A luz do final era visível e Jotaro se alegrou mais uma vez. Ele, mais uma vez, poderia sentir seu toque, seu beijo, seu cabelo macio e sua mecha fazer cócegas em seu rosto. Ouvir a voz dele... sentir o cheiro...

Como ele sentia falta disso.

Queria de novo caminhar pela floresta com ele, vê-lo tentar conversar com os pequenos animais com aquele rosto sereno que roubara seu coração e todos seus pensamentos. Quem sabe propusesse que dividissem uma morada, para que tivesse como protegê-lo sempre e pudesse, pra sempre, ter a companhia dele. Porém...

— Ugh- — e um alto barulho de queda.

A mente de Jotaro estalou em alerta.

Kakyoin estava em perigo.

— JOTARO! NÃ...

Ele se virou.

Noriaki estava bem ali, à sua frente.

Havia sido apenas... uma queda, um simples tropeçar.

Mas já era tarde, seus dedos começaram a rachar e virar poeira.

— K-Kakyoin- — correu em sua direção, mas a poeira tomava conta do corpo do ruivo, e ele desintegrava rapidamente. Não havia mais o que fazer.

Lágrimas tomavam conta de ambos os rostos e a aparência translúcida de Noriaki o dava um traço fantasmagórico.

Tentou abraçá-lo, mas não havia mais consistência em seu corpo. O ruivo tentava agarrá-lo desesperadamente, mas era inútil. Completamente inútil.

— Eu te amo, Jotaro. Eu sempre v... — e tudo se esvaiu.

Abaixo de si havia pó, cinza, opaco, que se espalhou por todo o túnel com o vento que vinha de fora.

Sem vida no olhar, caminhou até a saída e caiu e joelhos ao sentir a grama nos próprios pés. Em uma das mãos, a lira, na outra, o anel que firmava a aliança eterna deles.

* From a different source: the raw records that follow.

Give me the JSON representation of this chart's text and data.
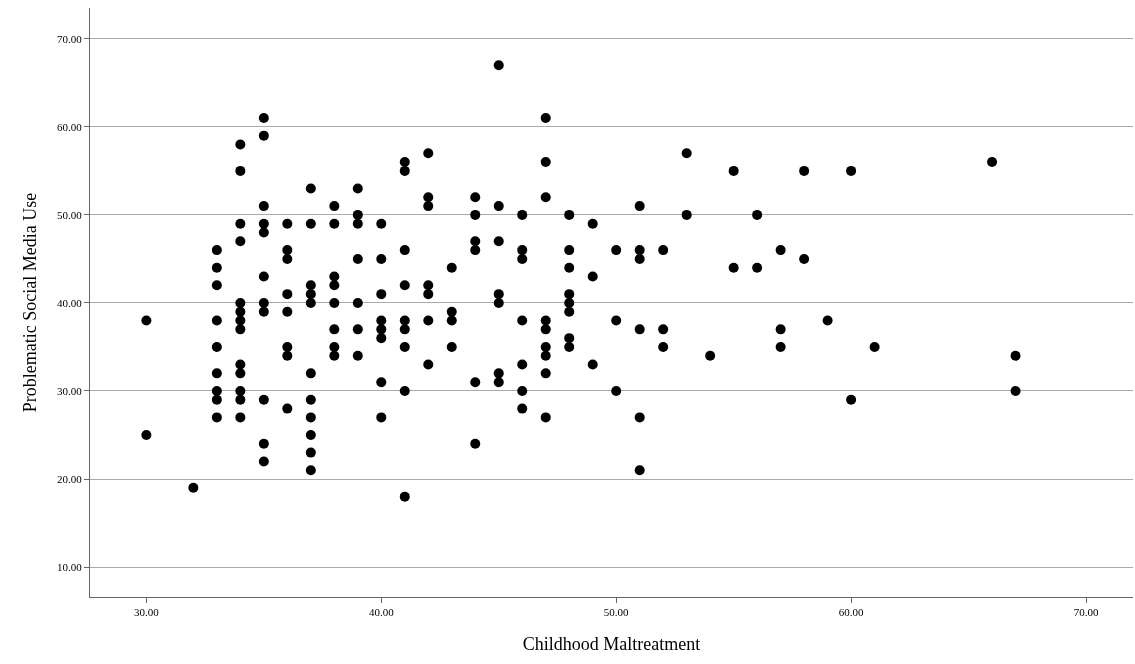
{
  "chart_data": {
    "type": "scatter",
    "xlabel": "Childhood Maltreatment",
    "ylabel": "Problematic Social Media Use",
    "x": [
      30,
      30,
      32,
      33,
      33,
      33,
      33,
      33,
      33,
      33,
      33,
      33,
      34,
      34,
      34,
      34,
      34,
      34,
      34,
      34,
      34,
      34,
      34,
      34,
      34,
      35,
      35,
      35,
      35,
      35,
      35,
      35,
      35,
      35,
      35,
      35,
      36,
      36,
      36,
      36,
      36,
      36,
      36,
      36,
      37,
      37,
      37,
      37,
      37,
      37,
      37,
      37,
      37,
      37,
      37,
      38,
      38,
      38,
      38,
      38,
      38,
      38,
      38,
      39,
      39,
      39,
      39,
      39,
      39,
      39,
      40,
      40,
      40,
      40,
      40,
      40,
      40,
      40,
      41,
      41,
      41,
      41,
      41,
      41,
      41,
      41,
      41,
      42,
      42,
      42,
      42,
      42,
      42,
      42,
      43,
      43,
      43,
      43,
      44,
      44,
      44,
      44,
      44,
      44,
      45,
      45,
      45,
      45,
      45,
      45,
      45,
      46,
      46,
      46,
      46,
      46,
      46,
      46,
      47,
      47,
      47,
      47,
      47,
      47,
      47,
      47,
      47,
      48,
      48,
      48,
      48,
      48,
      48,
      48,
      48,
      49,
      49,
      49,
      50,
      50,
      50,
      51,
      51,
      51,
      51,
      51,
      51,
      52,
      52,
      52,
      53,
      53,
      54,
      55,
      55,
      56,
      56,
      57,
      57,
      57,
      58,
      58,
      59,
      60,
      60,
      61,
      66,
      67,
      67
    ],
    "series": [
      {
        "color": "#000000",
        "values": [
          38,
          25,
          19,
          46,
          44,
          42,
          38,
          35,
          32,
          30,
          29,
          27,
          58,
          55,
          49,
          47,
          40,
          39,
          38,
          37,
          33,
          32,
          30,
          29,
          27,
          61,
          59,
          51,
          49,
          48,
          43,
          40,
          39,
          29,
          24,
          22,
          49,
          46,
          45,
          41,
          39,
          35,
          34,
          28,
          53,
          49,
          42,
          41,
          40,
          32,
          29,
          27,
          25,
          23,
          21,
          51,
          49,
          43,
          42,
          40,
          37,
          35,
          34,
          53,
          50,
          49,
          45,
          40,
          37,
          34,
          49,
          45,
          41,
          38,
          37,
          36,
          31,
          27,
          56,
          55,
          46,
          42,
          38,
          37,
          35,
          30,
          18,
          57,
          52,
          51,
          42,
          41,
          38,
          33,
          44,
          39,
          38,
          35,
          52,
          50,
          47,
          46,
          31,
          24,
          67,
          51,
          47,
          41,
          40,
          32,
          31,
          50,
          46,
          45,
          38,
          33,
          30,
          28,
          61,
          56,
          52,
          38,
          37,
          35,
          34,
          32,
          27,
          50,
          46,
          44,
          41,
          40,
          39,
          36,
          35,
          49,
          43,
          33,
          46,
          38,
          30,
          51,
          46,
          45,
          37,
          27,
          21,
          46,
          37,
          35,
          57,
          50,
          34,
          55,
          44,
          50,
          44,
          46,
          37,
          35,
          55,
          45,
          38,
          55,
          29,
          35,
          56,
          34,
          30
        ]
      }
    ],
    "xlim": [
      27.6,
      72
    ],
    "ylim": [
      6.6,
      73.5
    ],
    "xticks": [
      {
        "value": 30,
        "label": "30.00"
      },
      {
        "value": 40,
        "label": "40.00"
      },
      {
        "value": 50,
        "label": "50.00"
      },
      {
        "value": 60,
        "label": "60.00"
      },
      {
        "value": 70,
        "label": "70.00"
      }
    ],
    "yticks": [
      {
        "value": 10,
        "label": "10.00"
      },
      {
        "value": 20,
        "label": "20.00"
      },
      {
        "value": 30,
        "label": "30.00"
      },
      {
        "value": 40,
        "label": "40.00"
      },
      {
        "value": 50,
        "label": "50.00"
      },
      {
        "value": 60,
        "label": "60.00"
      },
      {
        "value": 70,
        "label": "70.00"
      }
    ],
    "grid": "y",
    "marker": "circle"
  }
}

O vento soprou, frio e triste.

Soltou um grito sôfrego, rouco e melancólico.

O seu último antes de perder a consciência... e o resto de sua vida para a culpa.


Notas Finais


eu sinto que minha escrita teve um downgrade comparado com o capítulo anterior, mas eu tinha que parar de procrastinar. então eu espero que tenham gostado. até uma próxima.